House debates

Friday, 23 September 2022

Death of Her Majesty Queen Elizabeth Ii and Accession of His Majesty King Charles Iii

Address

9:33 am

Photo of Jason ClareJason Clare (Blaxland, Australian Labor Party, Minister for Education) Share this | Hansard source

We talk a lot in this place about service—in the past few years often about the frontline workers who have protected us and shielded us and served us in the face of fires and floods, and, in the teeth of the pandemic, nurses, teachers, bus drivers, truck drivers, firefighters, the SES, cleaners, supermarket workers, doctors, pharmacists and a multitude of volunteers. Service comes in many forms. And, in all of the commentary since the passing of the Queen, it's the one word that consistently rings out. She was a woman who was not necessarily destined to be Queen, but, standing here at the end of a 70-year reign, it is difficult to imagine her not being there. The Queen was a constant in most of our lives. She reigned for more than half the life of this Federation. Winston Churchill was born in 1874; Liz Truss was born in 1975—101 years apart. Both were her prime ministers. That gives you an idea of the sweep of time and the generations through which she lived. Throughout all that time, in good times and not so good, the defining feature of it all was service. You don't have to be a monarchist to admire that, just a human being.

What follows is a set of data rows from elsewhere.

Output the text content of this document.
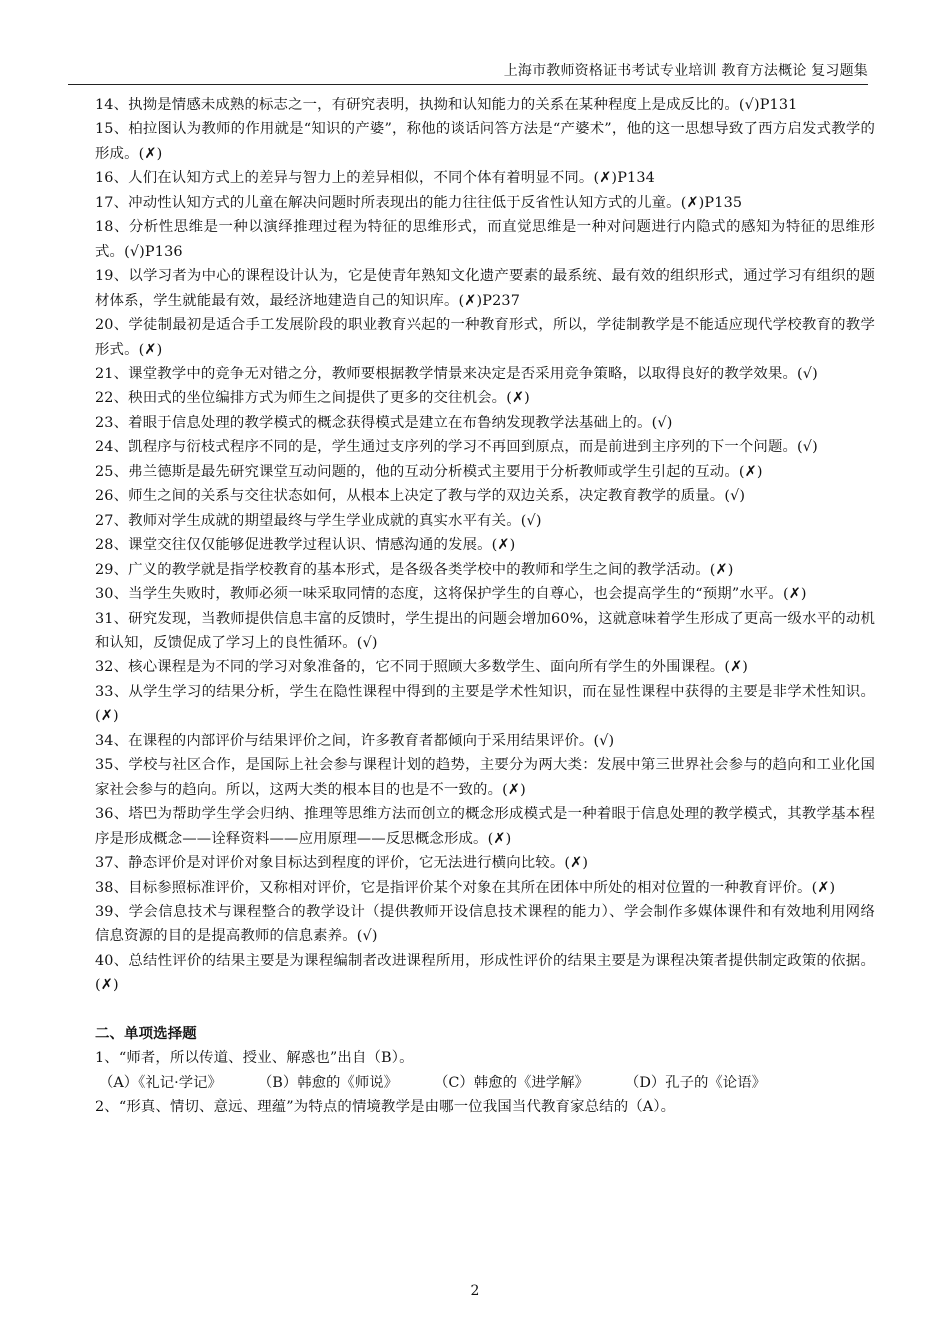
上海市教师资格证书考试专业培训 教育方法概论 复习题集

14、执拗是情感未成熟的标志之一，有研究表明，执拗和认知能力的关系在某种程度上是成反比的。(√)P131

15、柏拉图认为教师的作用就是“知识的产婆”，称他的谈话问答方法是“产婆术”，他的这一思想导致了西方启发式教学的形成。(✗)

16、人们在认知方式上的差异与智力上的差异相似，不同个体有着明显不同。(✗)P134

17、冲动性认知方式的儿童在解决问题时所表现出的能力往往低于反省性认知方式的儿童。(✗)P135

18、分析性思维是一种以演绎推理过程为特征的思维形式，而直觉思维是一种对问题进行内隐式的感知为特征的思维形式。(√)P136

19、以学习者为中心的课程设计认为，它是使青年熟知文化遗产要素的最系统、最有效的组织形式，通过学习有组织的题材体系，学生就能最有效，最经济地建造自己的知识库。(✗)P237

20、学徒制最初是适合手工发展阶段的职业教育兴起的一种教育形式，所以，学徒制教学是不能适应现代学校教育的教学形式。(✗)

21、课堂教学中的竞争无对错之分，教师要根据教学情景来决定是否采用竞争策略，以取得良好的教学效果。(√)

22、秧田式的坐位编排方式为师生之间提供了更多的交往机会。(✗)

23、着眼于信息处理的教学模式的概念获得模式是建立在布鲁纳发现教学法基础上的。(√)

24、凯程序与衍枝式程序不同的是，学生通过支序列的学习不再回到原点，而是前进到主序列的下一个问题。(√)

25、弗兰德斯是最先研究课堂互动问题的，他的互动分析模式主要用于分析教师或学生引起的互动。(✗)

26、师生之间的关系与交往状态如何，从根本上决定了教与学的双边关系，决定教育教学的质量。(√)

27、教师对学生成就的期望最终与学生学业成就的真实水平有关。(√)

28、课堂交往仅仅能够促进教学过程认识、情感沟通的发展。(✗)

29、广义的教学就是指学校教育的基本形式，是各级各类学校中的教师和学生之间的教学活动。(✗)

30、当学生失败时，教师必须一味采取同情的态度，这将保护学生的自尊心，也会提高学生的“预期”水平。(✗)

31、研究发现，当教师提供信息丰富的反馈时，学生提出的问题会增加60%，这就意味着学生形成了更高一级水平的动机和认知，反馈促成了学习上的良性循环。(√)

32、核心课程是为不同的学习对象准备的，它不同于照顾大多数学生、面向所有学生的外围课程。(✗)

33、从学生学习的结果分析，学生在隐性课程中得到的主要是学术性知识，而在显性课程中获得的主要是非学术性知识。(✗)

34、在课程的内部评价与结果评价之间，许多教育者都倾向于采用结果评价。(√)

35、学校与社区合作，是国际上社会参与课程计划的趋势，主要分为两大类：发展中第三世界社会参与的趋向和工业化国家社会参与的趋向。所以，这两大类的根本目的也是不一致的。(✗)

36、塔巴为帮助学生学会归纳、推理等思维方法而创立的概念形成模式是一种着眼于信息处理的教学模式，其教学基本程序是形成概念——诠释资料——应用原理——反思概念形成。(✗)

37、静态评价是对评价对象目标达到程度的评价，它无法进行横向比较。(✗)

38、目标参照标准评价，又称相对评价，它是指评价某个对象在其所在团体中所处的相对位置的一种教育评价。(✗)

39、学会信息技术与课程整合的教学设计（提供教师开设信息技术课程的能力）、学会制作多媒体课件和有效地利用网络信息资源的目的是提高教师的信息素养。(√)

40、总结性评价的结果主要是为课程编制者改进课程所用，形成性评价的结果主要是为课程决策者提供制定政策的依据。(✗)

二、单项选择题

1、“师者，所以传道、授业、解惑也”出自（B）。

（A）《礼记·学记》	（B）韩愈的《师说》	（C）韩愈的《进学解》	（D）孔子的《论语》

2、“形真、情切、意远、理蕴”为特点的情境教学是由哪一位我国当代教育家总结的（A）。

2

In 1980 the Queen visited my local community in Bankstown. She came to declare it a city and she left impressions that have lasted till this day. It was a really big deal. Thousands lined the route from Bankstown Airport to the council chambers. The Queen was loved by my community, then and now.

As education minister, I also want to mention some of the other places she visited. I asked the Parliamentary Library for a list of the schools, TAFEs and universities that the Queen visited in her 16 visits to Australia. It's a long list—everywhere from Broome state school to Bourke Primary School, from Bridgewater High School in Hobart to the School of the Air in Alice. She talked to students over the phone and she listened to their speeches. And they came to her, in their thousands, everywhere she went. She visited apprentices in dockyards in Newcastle and workshops in Melbourne. She visited teachers' colleges from Wollongong to Townsville, opened the medical school at the University of New South Wales and had a buffet lunch with female students at the University of Sydney. She attended a banquet to mark the centenary of the University of Adelaide and gave royal assent to the bill that created James Cook University. Along the way, she also awarded a few Duke of Edinburgh awards.

The Queen understood the power of education and wanted to see it for herself, and, with her passing, she becomes the lesson—a life dedicated unflinchingly to duty, to family, to faith and to the service of others. For all of us here who aspire to serve others, that is a life well lived. May Her Majesty rest in peace.